Richardson repeatedly makes the argument that pausing to listen to the messages from nature will help to create a deeper and more meaningful relationship. ‘Nature always has a story to tell, and developing a connection with it is in many ways learning to read those stories.’

He acknowledges that there has been a loss of language and knowledge about nature, arguably coming from our dominant ideology of treating nature solely as an expendable resource and warns that this nadir may not yet have been reached. ‘The decline in the use of words related to nature reflects its diminishing importance in people’s lives, and this is likely to reduce further still. It shows that nature holds less significance for society.’ 

Richardson also warns about artificial substitutions for nature that are worryingly growing in popularity. ‘It’s early days for research into the impact of immersive virtual reality on nature connection. Might simulation raise expectations such that real nature disappoints and thereby loses its value? Could our search for simplicity and perfection lead to surrounding ourselves with simulated nature?’

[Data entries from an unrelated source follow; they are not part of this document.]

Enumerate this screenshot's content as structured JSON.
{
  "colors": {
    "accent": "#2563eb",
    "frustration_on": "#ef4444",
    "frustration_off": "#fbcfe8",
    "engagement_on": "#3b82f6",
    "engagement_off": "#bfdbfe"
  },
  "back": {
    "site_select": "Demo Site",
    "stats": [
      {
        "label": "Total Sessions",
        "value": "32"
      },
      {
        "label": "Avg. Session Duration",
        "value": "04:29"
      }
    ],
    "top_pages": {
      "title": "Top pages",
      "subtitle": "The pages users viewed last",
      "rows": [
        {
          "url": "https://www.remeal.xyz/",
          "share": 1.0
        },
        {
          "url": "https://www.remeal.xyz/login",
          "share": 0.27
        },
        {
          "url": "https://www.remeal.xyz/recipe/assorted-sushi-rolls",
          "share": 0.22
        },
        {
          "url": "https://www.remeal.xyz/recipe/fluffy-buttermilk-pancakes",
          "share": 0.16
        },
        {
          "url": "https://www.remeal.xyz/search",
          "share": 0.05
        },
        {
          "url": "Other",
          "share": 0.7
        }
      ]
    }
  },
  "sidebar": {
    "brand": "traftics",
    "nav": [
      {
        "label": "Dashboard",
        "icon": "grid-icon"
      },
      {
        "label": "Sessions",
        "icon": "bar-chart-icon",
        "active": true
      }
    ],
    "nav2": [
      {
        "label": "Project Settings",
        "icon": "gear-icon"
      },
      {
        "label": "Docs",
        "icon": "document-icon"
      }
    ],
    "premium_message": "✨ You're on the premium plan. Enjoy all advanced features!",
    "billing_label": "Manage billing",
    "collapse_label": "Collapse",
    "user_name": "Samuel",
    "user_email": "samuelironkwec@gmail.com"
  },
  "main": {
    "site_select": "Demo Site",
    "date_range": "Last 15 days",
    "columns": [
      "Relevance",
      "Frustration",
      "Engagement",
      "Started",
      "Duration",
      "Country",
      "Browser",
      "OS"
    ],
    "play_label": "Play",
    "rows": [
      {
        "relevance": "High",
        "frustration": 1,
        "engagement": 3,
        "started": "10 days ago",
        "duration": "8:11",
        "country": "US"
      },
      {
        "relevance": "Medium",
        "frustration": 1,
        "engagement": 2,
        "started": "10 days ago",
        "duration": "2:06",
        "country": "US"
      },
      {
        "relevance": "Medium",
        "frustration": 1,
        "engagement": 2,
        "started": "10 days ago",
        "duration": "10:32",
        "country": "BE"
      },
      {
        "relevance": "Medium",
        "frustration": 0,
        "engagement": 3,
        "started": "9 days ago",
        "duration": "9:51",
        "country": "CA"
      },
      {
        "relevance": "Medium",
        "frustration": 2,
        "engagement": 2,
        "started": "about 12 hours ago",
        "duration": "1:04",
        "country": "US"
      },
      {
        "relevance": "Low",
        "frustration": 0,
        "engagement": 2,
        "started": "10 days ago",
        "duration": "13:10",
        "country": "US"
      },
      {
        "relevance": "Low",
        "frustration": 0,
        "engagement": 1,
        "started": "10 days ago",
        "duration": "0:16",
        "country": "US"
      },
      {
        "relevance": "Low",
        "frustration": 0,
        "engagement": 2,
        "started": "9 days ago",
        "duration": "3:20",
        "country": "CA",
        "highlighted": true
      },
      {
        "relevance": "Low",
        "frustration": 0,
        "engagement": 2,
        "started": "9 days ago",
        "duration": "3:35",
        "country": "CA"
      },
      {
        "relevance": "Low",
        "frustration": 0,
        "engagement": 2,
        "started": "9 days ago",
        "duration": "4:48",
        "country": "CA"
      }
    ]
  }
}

Allow nature to speak to you

Richardson powerfully argues that it is the moments in nature and not the minutes in nature which are meaningful. He encourages us to have a ‘sense of shared belonging and embeddedness in the natural world.’ That this sense of belonging and connection will help to enable us to survive and thrive. The concept of nature as a powerful marker of cultural memory is one which is outlined clearly in the text. We know already that both birds and trees carry a deep cultural symbolism and have been used as images of hope and togetherness for many generations. Richardson takes it a step further and argues that trees ‘can carry a nation’s values.’ He also suggests a quasi- religious connection with nature when he comments, ‘…trees play an important part in people’s memories, their nostalgia for them implying a connection to something bigger than themselves.’ The sense that an unidentified ‘something’ is missing when we neglect nature and our relationship with it comes through strongly in the text.

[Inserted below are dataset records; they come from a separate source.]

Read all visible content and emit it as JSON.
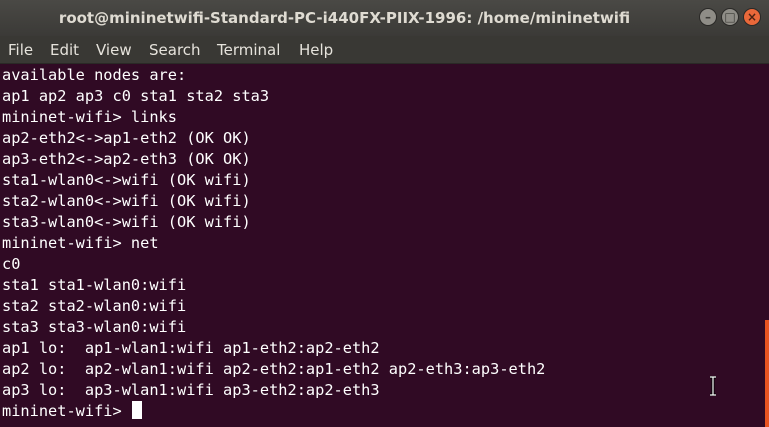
{
  "window": {
    "title": "root@mininetwifi-Standard-PC-i440FX-PIIX-1996: /home/mininetwifi",
    "buttons": {
      "minimize": "–",
      "maximize": "□",
      "close": "×"
    }
  },
  "menu": [
    "File",
    "Edit",
    "View",
    "Search",
    "Terminal",
    "Help"
  ],
  "terminal": {
    "lines": [
      "available nodes are:",
      "ap1 ap2 ap3 c0 sta1 sta2 sta3",
      "mininet-wifi> links",
      "ap2-eth2<->ap1-eth2 (OK OK)",
      "ap3-eth2<->ap2-eth3 (OK OK)",
      "sta1-wlan0<->wifi (OK wifi)",
      "sta2-wlan0<->wifi (OK wifi)",
      "sta3-wlan0<->wifi (OK wifi)",
      "mininet-wifi> net",
      "c0",
      "sta1 sta1-wlan0:wifi",
      "sta2 sta2-wlan0:wifi",
      "sta3 sta3-wlan0:wifi",
      "ap1 lo:  ap1-wlan1:wifi ap1-eth2:ap2-eth2",
      "ap2 lo:  ap2-wlan1:wifi ap2-eth2:ap1-eth2 ap2-eth3:ap3-eth2",
      "ap3 lo:  ap3-wlan1:wifi ap3-eth2:ap2-eth3"
    ],
    "prompt": "mininet-wifi> "
  },
  "colors": {
    "background": "#300a24",
    "text": "#ffffff",
    "scrollbar": "#e95420",
    "close_button": "#e9683a"
  }
}
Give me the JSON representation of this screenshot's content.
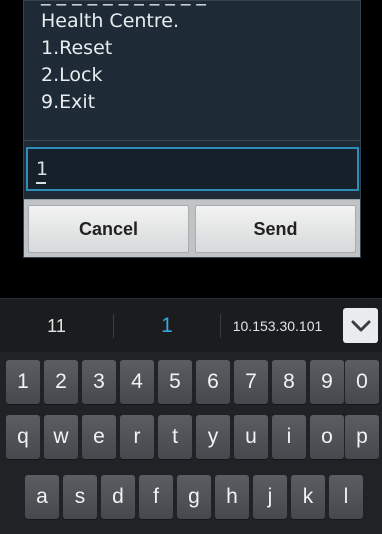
{
  "dialog": {
    "message_lines": [
      "Health Centre.",
      "1.Reset",
      "2.Lock",
      "9.Exit"
    ],
    "input_value": "1",
    "cancel_label": "Cancel",
    "send_label": "Send"
  },
  "suggestions": [
    "11",
    "1",
    "10.153.30.101"
  ],
  "icons": {
    "collapse": "chevron-down-icon"
  },
  "keyboard": {
    "row1": [
      "1",
      "2",
      "3",
      "4",
      "5",
      "6",
      "7",
      "8",
      "9",
      "0"
    ],
    "row2": [
      "q",
      "w",
      "e",
      "r",
      "t",
      "y",
      "u",
      "i",
      "o",
      "p"
    ],
    "row3": [
      "a",
      "s",
      "d",
      "f",
      "g",
      "h",
      "j",
      "k",
      "l"
    ]
  },
  "colors": {
    "accent": "#36a6e0",
    "dialog_bg": "#1e2b37",
    "input_border": "#2d8fb8"
  }
}
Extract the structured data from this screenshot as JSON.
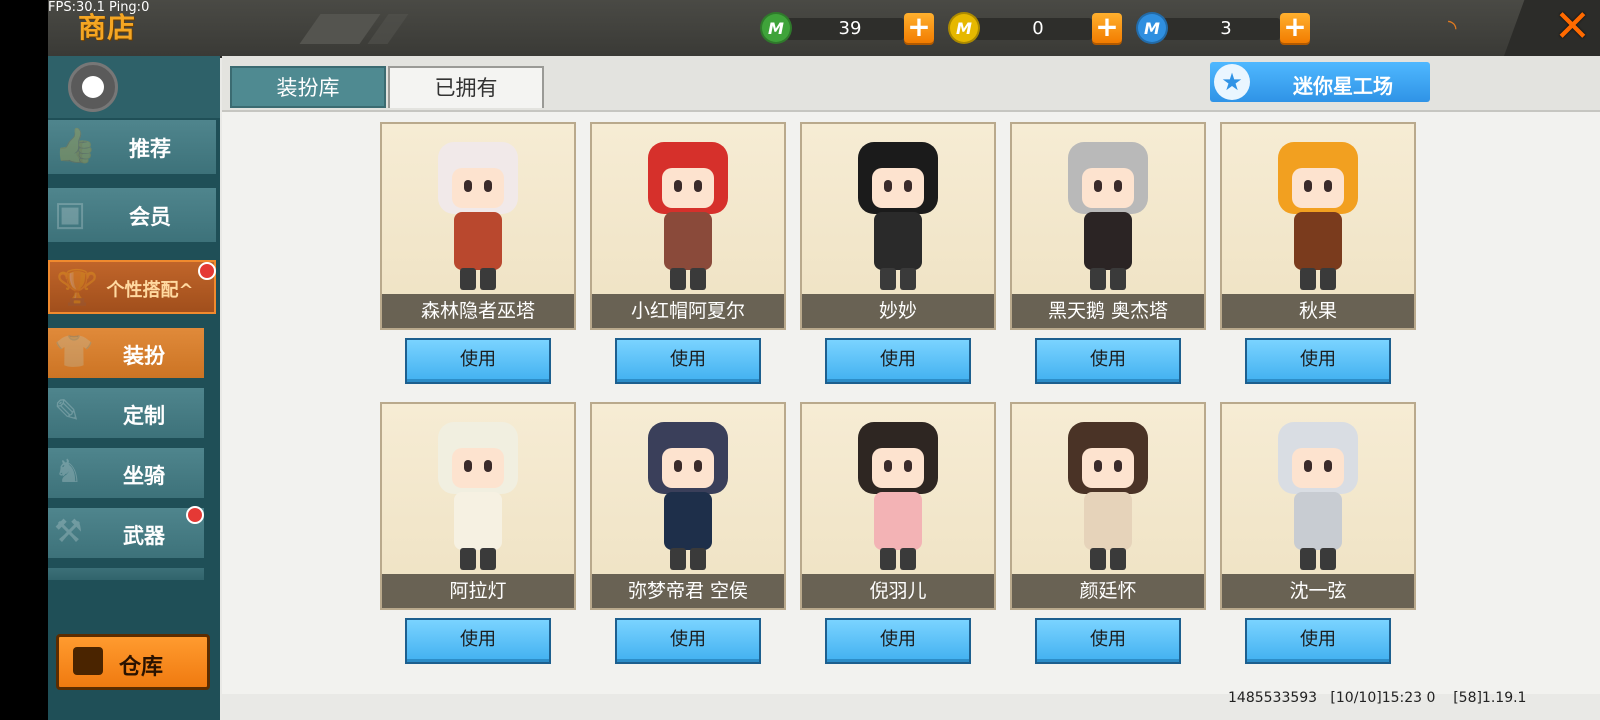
{
  "overlay": {
    "fps": "FPS:30.1  Ping:0"
  },
  "header": {
    "title": "商店",
    "currencies": [
      {
        "icon": "green-gem-icon",
        "icon_glyph": "M",
        "color": "#3fa33a",
        "value": "39"
      },
      {
        "icon": "gold-coin-icon",
        "icon_glyph": "M",
        "color": "#e6b800",
        "value": "0"
      },
      {
        "icon": "blue-coin-icon",
        "icon_glyph": "M",
        "color": "#2f8fe0",
        "value": "3"
      }
    ],
    "plus_label": "+",
    "close_label": "✕",
    "signal_icon": "signal-icon"
  },
  "sidebar": {
    "items": [
      {
        "label": "推荐",
        "icon": "thumbs-up-icon"
      },
      {
        "label": "会员",
        "icon": "member-icon"
      },
      {
        "label": "个性搭配^",
        "icon": "trophy-icon"
      },
      {
        "label": "装扮",
        "icon": "shirt-icon"
      },
      {
        "label": "定制",
        "icon": "pencil-icon"
      },
      {
        "label": "坐骑",
        "icon": "mount-icon"
      },
      {
        "label": "武器",
        "icon": "gun-icon"
      }
    ],
    "warehouse_label": "仓库"
  },
  "tabs": {
    "wardrobe": "装扮库",
    "owned": "已拥有"
  },
  "workshop_label": "迷你星工场",
  "use_label": "使用",
  "skins": [
    {
      "name": "森林隐者巫塔",
      "hair": "#f1e9e9",
      "outfit": "#b9482e"
    },
    {
      "name": "小红帽阿夏尔",
      "hair": "#d6302b",
      "outfit": "#8a4a3a"
    },
    {
      "name": "妙妙",
      "hair": "#1b1b1b",
      "outfit": "#2a2a2a"
    },
    {
      "name": "黑天鹅 奥杰塔",
      "hair": "#b9b9b9",
      "outfit": "#2b2424"
    },
    {
      "name": "秋果",
      "hair": "#f2a020",
      "outfit": "#7a3b1d"
    },
    {
      "name": "阿拉灯",
      "hair": "#f1efe0",
      "outfit": "#f6f1e2"
    },
    {
      "name": "弥梦帝君 空侯",
      "hair": "#3a3f5a",
      "outfit": "#1e2f4a"
    },
    {
      "name": "倪羽儿",
      "hair": "#2e2622",
      "outfit": "#f3b3b5"
    },
    {
      "name": "颜廷怀",
      "hair": "#4a3326",
      "outfit": "#e6d3ba"
    },
    {
      "name": "沈一弦",
      "hair": "#d9dde3",
      "outfit": "#c8ccd2"
    }
  ],
  "footer": {
    "info": "1485533593   [10/10]15:23 0    [58]1.19.1"
  }
}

There exists both an intricacy and a dynamism within nature, even in the darker months of winter, when on the surface, life seems paused and stilled.

The power of awe and wonder

Richardson’s book is one of celebration and inspiration. He offers the opportunity for readers to celebrate the large moments in nature such as the winter and summer solstices, but also to celebrate the first bud of spring. He also encourages his readers to feel both a wonder at nature, but that also, we should experience a more ‘old-fashioned’ sense of awe. Richardson signposts a fascinating area of future research and evaluation, when he teases the reader with the power of the unseen and suggests that humans may have an evolutionary link with nature- a discovery which would be a wonderful acknowledgement of our shared relationship. ‘The science is complex, but there’s a serious suggestion that the gut-brain axis in humans has an evolutionary link to the root-leaf axis in plants.’ 

Although some humans have forgotten the connection with nature, there is more than a suggestion that nature has not forgotten the connection with humans and is patiently waiting for us to once again, recognise and live this shared beneficial life.

Richardson argues that relationships need work, time and space sometimes and that our relationship with nature has become disconnected and broken. Humans are a part of nature and the author stresses that we can be surprised by the everyday joy of rebuilding and restoring the relationship with nature, and that in doing so, we can grow and breathe.

He draws on the one-of-a-kind text ‘The Living Mountain’ by Nan Shepherd and quotes the crucial lines:

Knowing another is endless…The thing to be known grows with the knowing.’